A Memory Move does not <necessarily> read the destination. In
order to make the data transfers occur in cache line sizes,
The first and the last line may be read, but the intermediate
ones are not read (from DRAM) only to be re-written. An
implementation with byte write enables might not read any
of the destination lines.
I was referring to a following instruction reading the
destination.
Then there is the issue with uncorrectable errors at the
receiving cache. The current protocol has the sender (core)
not release his write buffer until LLC has replied that
the data arrived without ECC trouble. Thus, the instruction
causing the latent uncorrectable error is not retired until
the data has arrived successfully at LLC.
I was thinking primarily about uncorrectable errors in the
source. It would be convenient to software for MM to fail early on
an uncorrectable source error. It would be a little less
convenient (and possibly more complex in hardware) to generate an
ECC exception at the end of the MM instruction (or when it
pauses from a context switch).
With source-signaled errors, MM might be used to scrub memory
(assuming the microarchitecture did not optimize out copies
onto self as nops☺).
Not signaling the error until the destination is read some time
later prevents software from assuming the copy was correct at the
time of copying, but allows a copy to commit once all permissions
have been verified.
I could see some wanting to depend on the copy checking data
validity synchronously, but some might be okay with a quasi-
synchronous copy that allows the processor to continue doing work
outside of the MM.
As I mentioned before, Yes I intend to allow other instructions
to operate concurrently with MM, but I also expect MM to consume
all of L1 cache bandwidth. Just like LD L1-L2-miss operates
concurrently with FDIV.
For large copies, I could see having the copying done at L2 or
even L3 with distinct address generation (at least within a page,
possibly crossing page boundaries if associated with a prefetcher
that crosses page boundaries and so does address translation).

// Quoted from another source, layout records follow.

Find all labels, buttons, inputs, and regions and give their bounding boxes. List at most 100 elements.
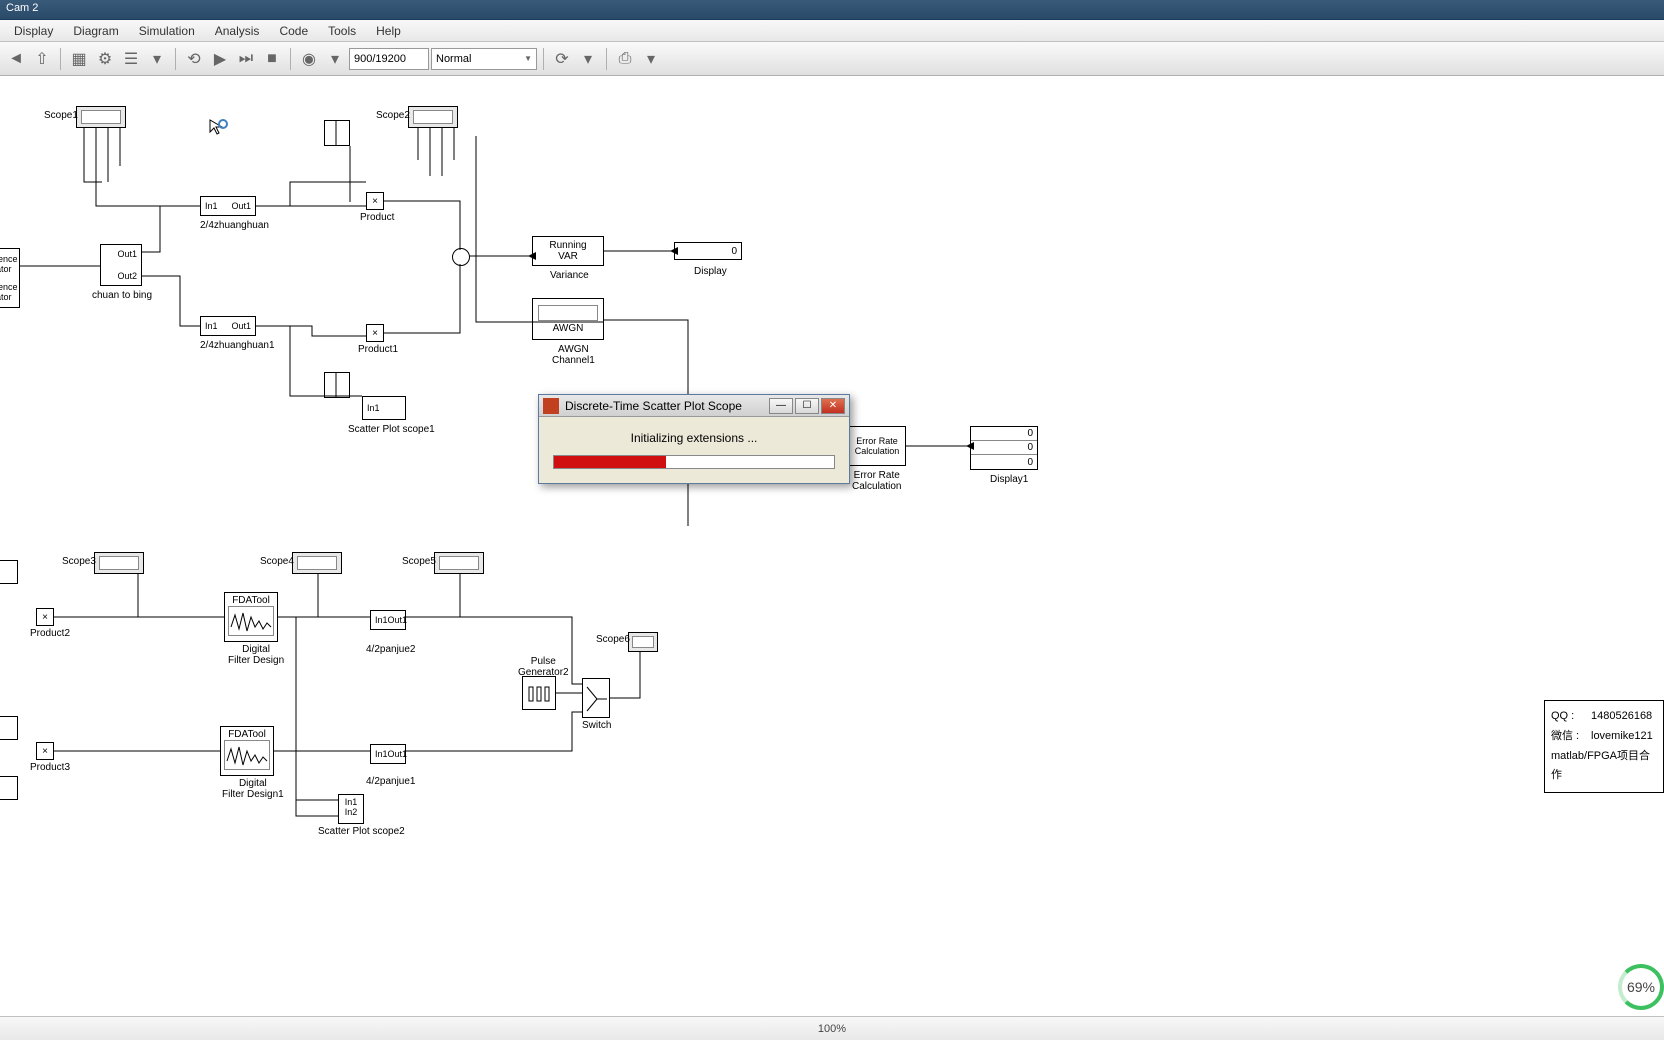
- fast-restart-dropdown-icon[interactable]: ▾: [576, 47, 600, 71]
- scope6-block[interactable]: [628, 632, 658, 652]
- sim-mode-dropdown[interactable]: Normal ▼: [431, 48, 537, 70]
- step-back-button[interactable]: ⟲: [182, 47, 206, 71]
- statusbar: 100%: [0, 1016, 1664, 1040]
- gain-block-2[interactable]: [0, 716, 18, 740]
- scatter2-in2: In2: [341, 807, 361, 817]
- z24-2-label: 2/4zhuanghuan1: [200, 340, 275, 351]
- zoom-level: 100%: [818, 1023, 846, 1035]
- sim-mode-value: Normal: [436, 53, 471, 65]
- awgn-label: AWGNChannel1: [552, 344, 595, 366]
- matlab-icon: [543, 398, 559, 414]
- chuan-out2: Out2: [105, 271, 137, 281]
- percent-value: 69%: [1627, 979, 1655, 995]
- menu-diagram[interactable]: Diagram: [63, 22, 128, 40]
- fda1-title: FDATool: [232, 595, 270, 606]
- menu-analysis[interactable]: Analysis: [205, 22, 270, 40]
- titlebar: Cam 2: [0, 0, 1664, 20]
- switch-block[interactable]: [582, 678, 610, 718]
- scope5-block[interactable]: [434, 552, 484, 574]
- display-block[interactable]: 0: [674, 242, 742, 260]
- seqgen-l1: uence: [0, 254, 19, 264]
- awgn-text: AWGN: [553, 323, 584, 334]
- model-explorer-button[interactable]: ☰: [119, 47, 143, 71]
- sim-time-input[interactable]: [349, 48, 429, 70]
- scope2-block[interactable]: [408, 106, 458, 128]
- scatter1-in: In1: [367, 403, 380, 413]
- scatter2-block[interactable]: In1 In2: [338, 794, 364, 824]
- product-label: Product: [360, 212, 394, 223]
- gain-block-1[interactable]: [0, 560, 18, 584]
- chevron-down-icon: ▼: [524, 54, 532, 63]
- panjue2-out: Out1: [388, 749, 408, 759]
- chuan-block[interactable]: Out1 Out2: [100, 244, 142, 286]
- display1-block[interactable]: 0 0 0: [970, 426, 1038, 470]
- scope4-block[interactable]: [292, 552, 342, 574]
- dialog-minimize-button[interactable]: —: [769, 398, 793, 414]
- fda2-label: DigitalFilter Design1: [222, 778, 284, 800]
- product3-block[interactable]: ×: [36, 742, 54, 760]
- awgn-block[interactable]: AWGN: [532, 298, 604, 340]
- error-rate-block[interactable]: Error Rate Calculation: [848, 426, 906, 466]
- display1-label: Display1: [990, 474, 1028, 485]
- menu-code[interactable]: Code: [269, 22, 318, 40]
- nav-back-button[interactable]: ◄: [4, 47, 28, 71]
- panjue2-label: 4/2panjue1: [366, 776, 416, 787]
- menu-display[interactable]: Display: [4, 22, 63, 40]
- dialog-close-button[interactable]: ✕: [821, 398, 845, 414]
- record-button[interactable]: ◉: [297, 47, 321, 71]
- sum-block[interactable]: [452, 248, 470, 266]
- stop-button[interactable]: ■: [260, 47, 284, 71]
- fda1-label: DigitalFilter Design: [228, 644, 284, 666]
- running-var-block[interactable]: Running VAR: [532, 236, 604, 266]
- progress-fill: [554, 456, 666, 468]
- panjue2-in: In1: [375, 749, 388, 759]
- panjue1-in: In1: [375, 615, 388, 625]
- product-block[interactable]: ×: [366, 192, 384, 210]
- dialog-maximize-button[interactable]: ☐: [795, 398, 819, 414]
- dialog-titlebar[interactable]: Discrete-Time Scatter Plot Scope — ☐ ✕: [539, 395, 849, 417]
- panjue2-block[interactable]: In1Out1: [370, 744, 406, 764]
- gain-block-3[interactable]: [0, 776, 18, 800]
- scatter1-block[interactable]: In1: [362, 396, 406, 420]
- dropdown-icon[interactable]: ▾: [145, 47, 169, 71]
- errcalc-l2: Calculation: [849, 446, 905, 456]
- scope1-block[interactable]: [76, 106, 126, 128]
- build-button[interactable]: ⎙: [613, 47, 637, 71]
- library-button[interactable]: ⚙: [93, 47, 117, 71]
- product3-label: Product3: [30, 762, 70, 773]
- progress-dialog: Discrete-Time Scatter Plot Scope — ☐ ✕ I…: [538, 394, 850, 484]
- run-button[interactable]: ▶: [208, 47, 232, 71]
- fda1-block[interactable]: FDATool: [224, 592, 278, 642]
- bus-block-top[interactable]: [324, 120, 350, 146]
- record-dropdown[interactable]: ▾: [323, 47, 347, 71]
- panjue1-block[interactable]: In1Out1: [370, 610, 406, 630]
- model-browser-button[interactable]: ▦: [67, 47, 91, 71]
- dialog-message: Initializing extensions ...: [553, 431, 835, 445]
- product2-block[interactable]: ×: [36, 608, 54, 626]
- z24-2-block[interactable]: In1 Out1: [200, 316, 256, 336]
- fda2-block[interactable]: FDATool: [220, 726, 274, 776]
- scope3-label: Scope3: [62, 556, 96, 567]
- pulse-block[interactable]: [522, 676, 556, 710]
- bus-block-mid[interactable]: [324, 372, 350, 398]
- display1-row2: 0: [971, 455, 1037, 469]
- chuan-label: chuan to bing: [92, 290, 152, 301]
- display-value: 0: [731, 246, 737, 257]
- scatter1-label: Scatter Plot scope1: [348, 424, 435, 435]
- fast-restart-button[interactable]: ⟳: [550, 47, 574, 71]
- chuan-out1: Out1: [105, 249, 137, 259]
- menu-help[interactable]: Help: [366, 22, 411, 40]
- nav-up-button[interactable]: ⇧: [30, 47, 54, 71]
- scope6-label: Scope6: [596, 634, 630, 645]
- scope3-block[interactable]: [94, 552, 144, 574]
- canvas[interactable]: Scope1 Scope2 uence rator uence rator Ou…: [0, 76, 1664, 1016]
- sequence-generator-block[interactable]: uence rator uence rator: [0, 248, 20, 308]
- build-dropdown-icon[interactable]: ▾: [639, 47, 663, 71]
- errcalc-l1: Error Rate: [849, 436, 905, 446]
- product1-block[interactable]: ×: [366, 324, 384, 342]
- scope5-label: Scope5: [402, 556, 436, 567]
- z24-1-block[interactable]: In1 Out1: [200, 196, 256, 216]
- step-forward-button[interactable]: ⏭: [234, 47, 258, 71]
- menu-tools[interactable]: Tools: [318, 22, 366, 40]
- menu-simulation[interactable]: Simulation: [129, 22, 205, 40]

A stride based prefetcher would have the address generation
capability to process the streaming access of MM.
If a translation map is provided for coherence, any MM could
commit once it is not speculative but before the actual copy has
been performed. Tracking what parts have been completed in the
presence of other stores would have significant overhead.
In practice, one is not going to allow MM to get farther than
the miss buffer ahead of a mispredict shadow.

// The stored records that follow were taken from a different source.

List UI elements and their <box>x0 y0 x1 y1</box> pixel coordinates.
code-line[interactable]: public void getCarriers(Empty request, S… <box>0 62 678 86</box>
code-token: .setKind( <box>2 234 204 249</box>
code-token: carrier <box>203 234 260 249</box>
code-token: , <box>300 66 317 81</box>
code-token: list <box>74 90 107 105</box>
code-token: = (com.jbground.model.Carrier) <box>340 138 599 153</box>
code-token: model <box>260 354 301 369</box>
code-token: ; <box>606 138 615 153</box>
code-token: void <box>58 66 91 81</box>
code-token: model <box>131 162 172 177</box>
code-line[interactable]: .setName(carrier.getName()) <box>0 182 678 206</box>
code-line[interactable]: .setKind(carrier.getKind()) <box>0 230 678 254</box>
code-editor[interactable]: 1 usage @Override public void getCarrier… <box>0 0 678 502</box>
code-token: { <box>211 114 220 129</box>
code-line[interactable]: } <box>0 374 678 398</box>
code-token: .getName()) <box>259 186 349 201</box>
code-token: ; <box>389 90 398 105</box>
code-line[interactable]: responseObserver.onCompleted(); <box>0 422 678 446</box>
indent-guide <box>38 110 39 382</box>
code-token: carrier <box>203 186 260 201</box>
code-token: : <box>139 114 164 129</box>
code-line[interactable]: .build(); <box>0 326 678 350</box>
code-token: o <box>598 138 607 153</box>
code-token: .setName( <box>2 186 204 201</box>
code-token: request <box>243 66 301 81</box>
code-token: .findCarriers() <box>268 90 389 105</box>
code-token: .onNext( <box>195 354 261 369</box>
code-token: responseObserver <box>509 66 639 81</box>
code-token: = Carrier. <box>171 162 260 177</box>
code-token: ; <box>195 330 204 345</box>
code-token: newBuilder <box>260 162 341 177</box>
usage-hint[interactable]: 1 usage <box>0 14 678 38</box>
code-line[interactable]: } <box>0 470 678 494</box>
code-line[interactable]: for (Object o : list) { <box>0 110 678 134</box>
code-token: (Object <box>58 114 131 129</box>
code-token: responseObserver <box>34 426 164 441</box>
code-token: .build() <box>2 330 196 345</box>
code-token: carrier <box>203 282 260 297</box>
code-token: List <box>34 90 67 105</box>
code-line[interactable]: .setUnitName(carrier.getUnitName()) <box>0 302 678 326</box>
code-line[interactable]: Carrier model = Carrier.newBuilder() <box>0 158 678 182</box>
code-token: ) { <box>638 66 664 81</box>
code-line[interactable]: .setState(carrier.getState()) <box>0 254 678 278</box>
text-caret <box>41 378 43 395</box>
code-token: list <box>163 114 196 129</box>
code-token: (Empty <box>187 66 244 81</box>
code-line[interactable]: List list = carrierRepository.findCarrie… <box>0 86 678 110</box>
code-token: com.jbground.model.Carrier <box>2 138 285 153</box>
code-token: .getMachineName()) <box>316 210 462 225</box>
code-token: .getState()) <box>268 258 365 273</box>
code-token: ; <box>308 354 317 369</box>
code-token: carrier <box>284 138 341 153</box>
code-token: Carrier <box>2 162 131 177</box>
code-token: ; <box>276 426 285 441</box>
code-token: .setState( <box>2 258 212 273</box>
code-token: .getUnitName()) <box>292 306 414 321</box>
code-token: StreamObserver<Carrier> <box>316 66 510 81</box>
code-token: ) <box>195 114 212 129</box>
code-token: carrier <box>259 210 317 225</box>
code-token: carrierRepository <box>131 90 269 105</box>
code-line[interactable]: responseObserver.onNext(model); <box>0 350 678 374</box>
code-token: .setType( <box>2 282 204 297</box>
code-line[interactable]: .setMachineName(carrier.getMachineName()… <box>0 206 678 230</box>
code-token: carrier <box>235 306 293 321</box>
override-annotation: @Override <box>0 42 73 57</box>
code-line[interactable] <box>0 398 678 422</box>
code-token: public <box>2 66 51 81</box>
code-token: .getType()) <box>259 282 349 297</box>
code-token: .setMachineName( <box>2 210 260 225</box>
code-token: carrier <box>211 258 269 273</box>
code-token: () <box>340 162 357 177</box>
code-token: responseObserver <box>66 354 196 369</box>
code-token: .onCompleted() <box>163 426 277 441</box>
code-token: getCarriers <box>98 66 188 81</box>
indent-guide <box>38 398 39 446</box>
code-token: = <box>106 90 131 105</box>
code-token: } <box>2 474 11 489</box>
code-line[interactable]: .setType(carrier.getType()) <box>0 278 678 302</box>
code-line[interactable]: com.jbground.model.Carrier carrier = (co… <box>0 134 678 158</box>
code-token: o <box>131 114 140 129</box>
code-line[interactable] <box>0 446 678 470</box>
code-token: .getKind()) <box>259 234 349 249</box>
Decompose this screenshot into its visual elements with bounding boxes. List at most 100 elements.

Once the MM itself is non-speculative (i.e., branches/exceptions
in the path to it have all resolved), it seems an MM could
progress as far as permissions have been confirmed.
With its synchronous interface, it seems that for sufficiently
large MM operations one might want to context switch the MM off of
a high performance core and onto a MM engine so that the core
could be used for other work.
Given the cache misses (including predictors) from a context
switch, this might not be worthwhile even if the MM engine was
substantially more energy efficient.
Forcing a thread to pause while a "large" MM operation is done
_feels_ wrong.
I guess one could architect a fork+terminate operation that
would allow a non-speculative but physically incomplete copy to
commit and then "end" that thread while continuing in a "new"
thread from the instruction after the fork. Such an interface
seems clunky but might be more general than just having a
quasi-synchronous MM with the similar behavior.